The manner of Boris Johnson’s departure has led to a missed opportunity to clean up politics. Image: PA Images / Alamy Stock Photo
The fall of Boris Johnson brings to an end a long career of being a clever old Etonian and a riotous old Oxonian. With all the breaks in life, mixed in with a devilish sense of humour and a disregard for rules, he filled a gap in politics that needed filling.
Like Thatcher he was destroyed by his party and could not stay on. His end came about because of the disloyalty of his former allies. He promoted Rishi Sunak up the government ladder and eventually Sunak turned against him. Which makes it obvious that politics and betrayal go hand in hand.
And Thatcher’s fall was from such commanding heights. She had broken the organised working class but could not handle a strange alliance that stretched from punks to pensioners. She closed down all the major industries and even closed the often-appalling psychiatric hospitals, replacing them with nothing.
You can fight and argue over Thatcher’s legacy, but Johnson’s is different. To some he doesn’t seem to have a legacy. Possibly ‘getting Brexit done’ was the nearest he came to one, but like Thatcher’s closing of the mines, steel and heavy engineering, it left a bitter taste in many a mouth.
But it was staggering to see Johnson reduce the calm and seasoned politician Ken Livingstone, that great spouter of statistics, to nothing. Johnson did it by bluff, humour and charm – if you can call it that – and by a complete disregard for the script. His campaign to become mayor of London and see off the reining incumbent Livingstone was a lesson in personality over delivery.
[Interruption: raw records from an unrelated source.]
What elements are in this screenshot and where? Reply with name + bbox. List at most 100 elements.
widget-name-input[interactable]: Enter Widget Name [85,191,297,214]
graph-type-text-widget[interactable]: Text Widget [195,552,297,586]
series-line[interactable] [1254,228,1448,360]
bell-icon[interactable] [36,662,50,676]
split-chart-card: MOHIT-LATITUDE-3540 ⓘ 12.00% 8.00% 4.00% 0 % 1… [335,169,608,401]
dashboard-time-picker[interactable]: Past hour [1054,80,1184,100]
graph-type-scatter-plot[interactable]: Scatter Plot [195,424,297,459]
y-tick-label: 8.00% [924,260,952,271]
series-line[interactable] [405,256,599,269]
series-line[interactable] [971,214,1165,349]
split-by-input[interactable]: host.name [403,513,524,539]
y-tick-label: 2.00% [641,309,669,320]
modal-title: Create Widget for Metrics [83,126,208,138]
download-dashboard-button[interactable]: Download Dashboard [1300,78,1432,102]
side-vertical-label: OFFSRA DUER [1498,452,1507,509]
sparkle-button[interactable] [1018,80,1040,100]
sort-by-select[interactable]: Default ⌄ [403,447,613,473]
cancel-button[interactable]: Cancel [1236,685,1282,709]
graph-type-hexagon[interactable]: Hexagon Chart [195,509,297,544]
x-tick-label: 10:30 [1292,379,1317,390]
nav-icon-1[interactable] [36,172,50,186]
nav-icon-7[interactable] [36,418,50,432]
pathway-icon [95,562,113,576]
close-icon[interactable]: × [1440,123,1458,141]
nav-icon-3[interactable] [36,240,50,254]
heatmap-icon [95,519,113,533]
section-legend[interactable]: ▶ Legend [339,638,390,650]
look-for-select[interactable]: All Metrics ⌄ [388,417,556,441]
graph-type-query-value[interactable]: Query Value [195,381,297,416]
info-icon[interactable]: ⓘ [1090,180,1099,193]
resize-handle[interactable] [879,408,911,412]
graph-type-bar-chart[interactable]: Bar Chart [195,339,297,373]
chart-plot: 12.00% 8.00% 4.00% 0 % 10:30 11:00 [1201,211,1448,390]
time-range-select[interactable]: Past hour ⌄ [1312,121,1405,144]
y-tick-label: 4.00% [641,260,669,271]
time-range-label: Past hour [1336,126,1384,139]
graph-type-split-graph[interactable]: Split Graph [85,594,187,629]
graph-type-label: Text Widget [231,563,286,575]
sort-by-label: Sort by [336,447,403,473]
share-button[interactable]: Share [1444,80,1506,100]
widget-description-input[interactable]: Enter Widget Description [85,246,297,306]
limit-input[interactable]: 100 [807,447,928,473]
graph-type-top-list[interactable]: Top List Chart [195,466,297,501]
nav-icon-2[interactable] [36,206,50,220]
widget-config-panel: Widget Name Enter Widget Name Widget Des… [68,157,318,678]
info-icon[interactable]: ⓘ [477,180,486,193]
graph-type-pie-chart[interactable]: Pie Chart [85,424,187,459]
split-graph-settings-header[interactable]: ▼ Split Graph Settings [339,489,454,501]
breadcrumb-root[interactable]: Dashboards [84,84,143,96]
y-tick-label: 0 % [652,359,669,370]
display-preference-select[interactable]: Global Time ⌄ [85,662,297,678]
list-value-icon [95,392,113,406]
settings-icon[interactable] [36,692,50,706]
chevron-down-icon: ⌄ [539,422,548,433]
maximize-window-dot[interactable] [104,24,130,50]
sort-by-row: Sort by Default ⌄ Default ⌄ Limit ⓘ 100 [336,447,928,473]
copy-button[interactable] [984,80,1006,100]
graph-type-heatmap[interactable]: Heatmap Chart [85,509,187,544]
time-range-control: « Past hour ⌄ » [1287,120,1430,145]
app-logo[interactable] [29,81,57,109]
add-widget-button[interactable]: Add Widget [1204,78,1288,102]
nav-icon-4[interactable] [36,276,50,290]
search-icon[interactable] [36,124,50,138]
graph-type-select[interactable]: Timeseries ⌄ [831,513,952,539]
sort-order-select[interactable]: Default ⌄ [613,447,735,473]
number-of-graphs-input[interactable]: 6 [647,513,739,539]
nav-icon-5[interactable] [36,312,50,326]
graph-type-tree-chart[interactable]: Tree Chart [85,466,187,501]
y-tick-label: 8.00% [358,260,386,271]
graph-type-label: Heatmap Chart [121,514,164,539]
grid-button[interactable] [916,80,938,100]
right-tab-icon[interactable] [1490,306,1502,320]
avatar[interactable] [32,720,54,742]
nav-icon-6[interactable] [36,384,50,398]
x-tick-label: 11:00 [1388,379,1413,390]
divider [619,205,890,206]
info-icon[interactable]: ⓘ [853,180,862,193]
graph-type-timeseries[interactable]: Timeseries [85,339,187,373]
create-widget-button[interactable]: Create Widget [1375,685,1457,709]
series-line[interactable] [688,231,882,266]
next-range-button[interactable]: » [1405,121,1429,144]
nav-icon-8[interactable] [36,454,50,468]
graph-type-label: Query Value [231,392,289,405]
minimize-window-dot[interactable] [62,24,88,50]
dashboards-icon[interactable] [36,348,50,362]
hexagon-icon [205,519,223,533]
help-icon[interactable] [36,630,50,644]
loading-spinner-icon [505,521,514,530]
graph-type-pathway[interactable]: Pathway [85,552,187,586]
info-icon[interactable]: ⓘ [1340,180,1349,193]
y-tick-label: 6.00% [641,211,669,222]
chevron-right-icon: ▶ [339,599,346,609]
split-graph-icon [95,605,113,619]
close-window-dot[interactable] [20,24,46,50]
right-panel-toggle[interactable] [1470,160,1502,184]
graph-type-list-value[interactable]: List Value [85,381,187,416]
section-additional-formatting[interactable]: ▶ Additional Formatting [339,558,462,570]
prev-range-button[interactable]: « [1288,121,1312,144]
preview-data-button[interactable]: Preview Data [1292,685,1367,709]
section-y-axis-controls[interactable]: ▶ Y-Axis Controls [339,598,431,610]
For many, the slightly comic and irreverent old toff that Johnson played seemed preferable to the seasoned stats-laden usual politician. People were looking for a change and because we hadn’t had a comic toff in such a while Johnson swept in.
But it was Brexit that made it for him, which he realised when he went from pro to anti-Europe almost overnight. He recognised this as quite a firm base on which to build his grasp of power. Without the period as a jolly mayor of London he would not have gained name recognition. He was a relatively little-known constituency MP until the mayor’s job came along. And from then on, via the Brexit platform, he charmed his way into prominence.
I met so many working people who loved what he gave, which was entertainment and a sense that he was not the usual politician. Johnson could almost divide the country into those fiercely for or against him.
Yet to me, he was brought down for the wrong reasons. The greatest political crime he could be accused of was surely the carve up that insider dealing allowed, where mates of the powerful got to bid for the mountain of Covid cash.
Extraordinary, then, that Johnson was not arraigned for allowing the old boys’ network to profit from Covid contracts. That for me was the biggest potential rallying point for a reinvention of the integrity of politics.
The thriving of chumocracy in so many ways under Johnson could be his lasting legacy. But if it was demonstrated in how blasé a manner all these money-making contracts were nodded through, then it could lay the foundation stones for a cleaned-up politics.
Imagine a new political guideline that said that you could not make money out of public office. Or you could not go from a cash-strapped party leader to a multimillionaire once no longer in government.
The need to bring Johnson down over the Partygate fiasco does not sharpen the debate about new politics. It’s about lying and cover up, which unfortunately governments are notorious for. They are notorious also for looking after their insiders, but the Covid money mountain was unequalled since the Second World War.
The vast wealth it could generate for companies and shareholders, on the back of a health crisis, should have been policed against corruption. Politicians and ex-politicians getting involved in the gravy train of government contracts is one of the biggest areas of concern today.
Will we have all of this dirty laundry from the days of Johnson properly exposed? Or will he only be remembered as the man who lied to Parliament about his partying when the rest of us were locked down?
Contradictorily, Johnson did at times look as if he was the leader for Covid times. Pushing through support for business so that bounce-back loans and furlough schemes meant unemployment did not skyrocket. It wasn’t plain sailing, and in many ways we are still looking at the torment thrown up by the pandemic, but Johnson did not scrimp to help keep the show on the road. And that is a saving grace.
Not dissimilar in ways to Churchill, who Johnson saw himself as a later expression of. Who achieved an end to the war but often by nefarious methods and, at times, a lack of truth. And Churchill was no enemy of chumocracy and the deals that did his kind well.
Johnson talks about rising again. But it would have to be a comeback that was not so soaked in the old boys’ network.